Le aziende che operano sul web bramano per capire dove ci rechiamo, cosa cerchiamo, quali sono i nostri gusti, cosa ci piace, cosa non ci piace, cosa facciamo, quali sono i nostri interessi e le preferenze varie per mostrare pubblicità mirata sui siti web e sui social come Facebook, Instagram o Twitter.
Sta facendo discutere una lettera indirizzata ai big dell’IT apparsa su Twitter con la quale Gillian Brockell, una video producer che lavora per The Washington Post, implora il mondo dei social a operare in modo più attento e oculato.
“Sono consapevole che sapevate che ero incinta.
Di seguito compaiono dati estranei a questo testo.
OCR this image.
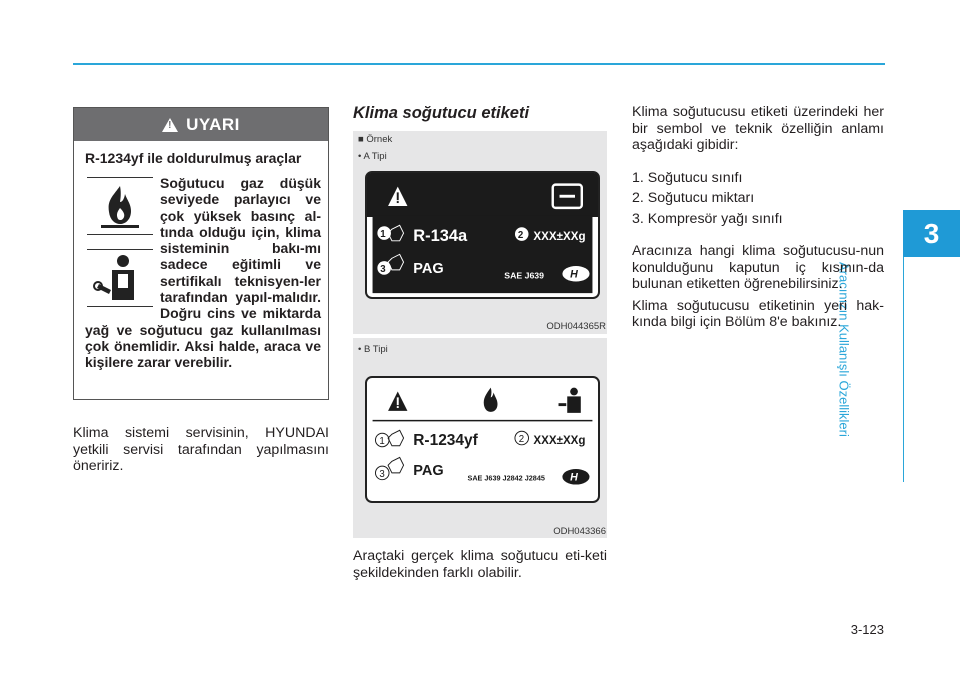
3
Aracınızın Kullanışlı Özellikleri
!
UYARI
R-1234yf ile doldurulmuş araçlar
Soğutucu gaz düşük seviyede parlayıcı ve çok yüksek basınç al-tında olduğu için, klima sisteminin bakı-mı sadece eğitimli ve sertifikalı teknisyen-ler tarafından yapıl-malıdır. Doğru cins ve miktarda yağ ve soğutucu gaz kullanılması çok önemlidir. Aksi halde, araca ve kişilere zarar verebilir.
Klima sistemi servisinin, HYUNDAI yetkili servisi tarafından yapılmasını öneririz.
Klima soğutucu etiketi
■ Örnek
• A Tipi
1 R-134a	2 XXX±XXg
3 PAG	SAE J639 H
ODH044365R
• B Tipi
1 R-1234yf	2 XXX±XXg
3 PAG	SAE J639 J2842 J2845 H
ODH043366
Araçtaki gerçek klima soğutucu eti-keti şekildekinden farklı olabilir.

Klima soğutucusu etiketi üzerindeki her bir sembol ve teknik özelliğin anlamı aşağıdaki gibidir:

1. Soğutucu sınıfı

2. Soğutucu miktarı

3. Kompresör yağı sınıfı

Aracınıza hangi klima soğutucusu-nun konulduğunu kaputun iç kısmın-da bulunan etiketten öğrenebilirsiniz.

Klima soğutucusu etiketinin yeri hak-kında bilgi için Bölüm 8'e bakınız.

3-123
È colpa mia”, scrive la donna nella lettera, “non ho potuto resistere a scrivere quegli hashtag su Instagram”. Brockell riferisce di sapere che pubblicando post sulla sua gravidanza ed essere taggata in determinate immagini o indicare la data di travaglio presunta nei registri di Amazon, avrebbe scatenato gli algoritmi che mostrano pubblicità mirate. Quando però ha cominciato a capire che qualcosa non andava con il bambino che portava in grembo, ha anche cercato sul web frasi del tipo: “Contrazioni di Braxton Hicks” e “Il bambino non si muove”. Non ha cercato nulla per giorni e poi pubblicato dei post sui social per spiegare quanto era “distrutta” per l’accaduto, usando espressamente il termine “nato morto”.
Gli algoritmi usati dai social e dai big delle ricerche non sono stati così “smart”. La donna continuava a essere bombardata da pubblicità che devono essere sembrate pugnalate al cuore. Prendendo il telefono in mano, nei momenti di distrazione prima dell’ennesima crisi di pianto, vedeva le stesse identiche campagne pubblicitarie di quando il suo bambino era ancora vivo in grembo.
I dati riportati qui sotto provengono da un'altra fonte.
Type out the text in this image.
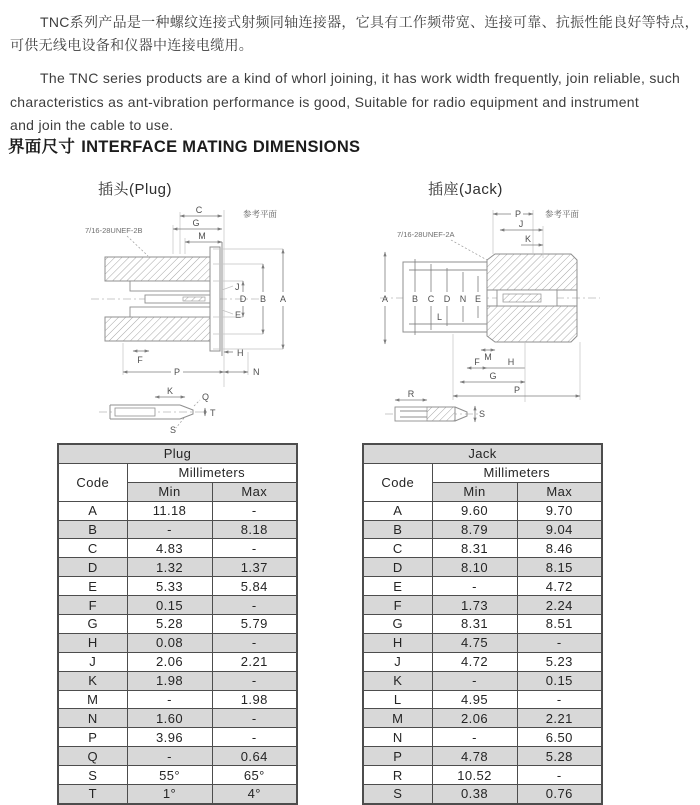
TNC系列产品是一种螺纹连接式射频同轴连接器，它具有工作频带宽、连接可靠、抗振性能良好等特点，
可供无线电设备和仪器中连接电缆用。

The TNC series products are a kind of whorl joining, it has work width frequently, join reliable, such
characteristics as ant-vibration performance is good, Suitable for radio equipment and instrument
and join the cable to use.

界面尺寸 INTERFACE MATING DIMENSIONS
插头(Plug)	插座(Jack)
C
G
M
参考平面
7/16-28UNEF-2B
J
E
F
D B A
H
P	N
K
Q
T
S
P	参考平面
J
K
7/16-28UNEF-2A
A	B C D N E
L
M
F	H
G
P
R
S
Plug		
Code	Millimeters	
	Min	Max
A	11.18	-
B	-	8.18
C	4.83	-
D	1.32	1.37
E	5.33	5.84
F	0.15	-
G	5.28	5.79
H	0.08	-
J	2.06	2.21
K	1.98	-
M	-	1.98
N	1.60	-
P	3.96	-
Q	-	0.64
S	55°	65°
T	1°	4°
Jack		
Code	Millimeters	
	Min	Max
A	9.60	9.70
B	8.79	9.04
C	8.31	8.46
D	8.10	8.15
E	-	4.72
F	1.73	2.24
G	8.31	8.51
H	4.75	-
J	4.72	5.23
K	-	0.15
L	4.95	-
M	2.06	2.21
N	-	6.50
P	4.78	5.28
R	10.52	-
S	0.38	0.76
An open letter to @Facebook, @Twitter, @Instagram and @Experian regarding algorithms and my son's birth: pic.twitter.com/o8SuLMuLNv
— Gillian Brockell (@gbrockell) December 11, 2018
“Per favore, aziende tecnologiche, vi imploro” conclude la Brockell. “Siete state abbastanza intelligenti da aver capito quando ero incinta, dovreste sicuramente essere altrettanto furbi da capire che il mio bimbo è morto e mostrarmi di conseguenza pubblicità mirata o forse, ancora meglio, non mostrarmi nulla di tutto ciò”.
Le sensazioni di tristezza e frustrazione della donna sono riportate nella lettera che negli scorsi giorni è circolata sui social, sperando che qualcuno in futuro tenga conto anche di queste situazioni.